Gistermiddag wilde ik een stukje gaan fietsen.
Vlak voor mijn huis liep een oude mevrouw met een rollator, ik schat haar zo rond de 85 jaar.
Omdat ik haar niet wilde hinderen wachtte ik met opstappen en bleef achter haar lopen.
Ze keek een paar keer achterom en ik zei haar: ‘rustig aan mevrouw, ik heb alle tijd.’
Maar het was niet dat ze zich door mij opgejaagd voelde, ze had gewoon behoefte aan een praatje.
Ze hield in en wachtte tot ik naast haar liep.
‘Ik kan er net zo goed niet meer zijn mevrouw,’ zei ze me huilend.
‘Kijk dan’
Ze wees me haar onderbeen.
Ik zag hoe op de dunne doorzichtige huid provisorisch 2 lappen pleisters waren geplakt.Wat was het geval?
Met tranen in de ogen vertelde ze me zojuist vlak vóór de supermarkt gevallen te zijn en dat niemand haar had opgeraapt.
Nadat ze zelf overeind gekrabbeld was en thuis de pleisters had geplakt ging ze nu naar de dokter.
‘Ik zie dat u vooral heel erg verdrietig bent, klopt dat mevrouw?’ vroeg ik haar.
‘Ik vind er echt niks meer aan, ze laten je zo liggen, want we moeten afstand houden en mogen elkaar niet meer aanraken.
Ik had liever maar gewoon gelijk dood gegaan mevrouw.
Mijn achterkleinzoon is vandaag jarig, maar ik mag niet op visite komen, ik zie niemand meer, zoals de wereld nu is, heb ik nog nooit mee gemaakt.

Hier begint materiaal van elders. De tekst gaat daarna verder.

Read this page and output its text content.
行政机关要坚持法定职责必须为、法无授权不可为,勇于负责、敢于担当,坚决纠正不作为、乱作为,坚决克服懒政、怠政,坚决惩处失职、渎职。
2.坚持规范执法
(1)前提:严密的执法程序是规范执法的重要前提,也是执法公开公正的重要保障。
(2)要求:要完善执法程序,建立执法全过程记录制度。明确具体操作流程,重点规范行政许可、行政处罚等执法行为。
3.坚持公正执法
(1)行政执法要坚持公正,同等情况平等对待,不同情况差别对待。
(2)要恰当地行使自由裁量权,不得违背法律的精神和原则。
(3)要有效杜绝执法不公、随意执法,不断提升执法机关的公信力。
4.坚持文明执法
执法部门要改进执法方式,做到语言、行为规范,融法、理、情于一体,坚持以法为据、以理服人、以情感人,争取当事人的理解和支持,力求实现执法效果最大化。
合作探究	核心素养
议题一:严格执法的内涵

Wat vind u daar nou van mevrouw?
Vindt u het nog leuk?’Of ik het nog leuk vind?
Nee, ik vind de wereld helemaal niet meer leuk, ik vind de wereld eng en onveilig.
Iedereen loopt vooral in zijn eigen cocon, en oh wee als je te dichtbij komt.

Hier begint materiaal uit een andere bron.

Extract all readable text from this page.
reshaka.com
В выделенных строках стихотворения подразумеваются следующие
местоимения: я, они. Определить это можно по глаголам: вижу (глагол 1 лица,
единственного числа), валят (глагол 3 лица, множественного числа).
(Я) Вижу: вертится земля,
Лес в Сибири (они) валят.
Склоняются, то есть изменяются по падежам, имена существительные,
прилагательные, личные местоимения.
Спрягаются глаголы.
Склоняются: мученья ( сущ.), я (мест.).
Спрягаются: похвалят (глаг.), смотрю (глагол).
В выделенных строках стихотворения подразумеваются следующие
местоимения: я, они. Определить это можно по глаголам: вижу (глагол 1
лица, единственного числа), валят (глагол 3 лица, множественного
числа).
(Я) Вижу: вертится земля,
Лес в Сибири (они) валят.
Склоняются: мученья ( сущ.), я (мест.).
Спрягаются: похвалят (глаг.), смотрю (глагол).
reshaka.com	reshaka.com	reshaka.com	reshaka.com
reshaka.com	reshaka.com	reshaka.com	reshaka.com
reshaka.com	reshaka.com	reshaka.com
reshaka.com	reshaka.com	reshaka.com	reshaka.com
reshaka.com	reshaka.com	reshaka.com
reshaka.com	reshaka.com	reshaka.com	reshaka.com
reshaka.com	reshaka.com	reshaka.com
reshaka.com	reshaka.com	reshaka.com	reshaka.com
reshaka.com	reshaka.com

Wanneer je in de supermarkt iets uit hetzelfde schap als de ander wilt pakken, krijg je boze blikken of de ander stapt demonstratief achteruit.
De vuurspuwende ogen net boven de rand van een zwarte mondkap verraden hoe dit de mensen zijn die met plezier de kliktelefoon zullen bellen wanneer de buren meer dan 6 personen op bezoek hebben.
Voortdurend op m’n hoede trek ik me zelf ongewild ook meer en meer terug in mijn cocon, bang om mijn eigen gedachtes uit te spreken.
Het lijkt soms alsof zelfs dat niet meer mag, zelf denken.
In ieder geval heeft ervaring me de laatste tijd geleerd heel voorzichtig te zijn gedachtes uit te spreken omdat een andere mening dan die van de mainstream vriendschappen kost.
Terwijl ik nou net zo’n behoefte heb de Bijbel erop na te slaan en bemoediging te zoeken in wat de Schrift ons te zeggen heeft over de tijd waarin ik leef, is het met medechristenen ook steeds meer op eieren lopen.Dus antwoordde ik voorzichtig, want je weet maar nooit of ik haar wel goed begreep; ‘nee mevrouw, ik vind het ook niet echt meer leuk.’
Acht, toen ineens begon de zon te schijnen en m’n hart deed een vreugde sprongetje!
‘Het is dat ik gelovig ben mevrouw,’
Dat zei ze, ‘het is dat ik gelovig ben…’
‘Ik ook, ik geloof ook, ‘antwoordde ik haar, ‘en ik zie er zo naar uit dat de Here Jezus ons op komt halen!’
En toen begon ook voor dit oude zusje de zon te schijnen en deed ook haar hart een vreugde sprongetje.Één dezer dagen ga ik haar opzoeken en dan gaan we het vast en zeker over onze grote Broer hebben!
Je samen verheugen op wat Hij voor ons in petto heeft is toch veel leuker!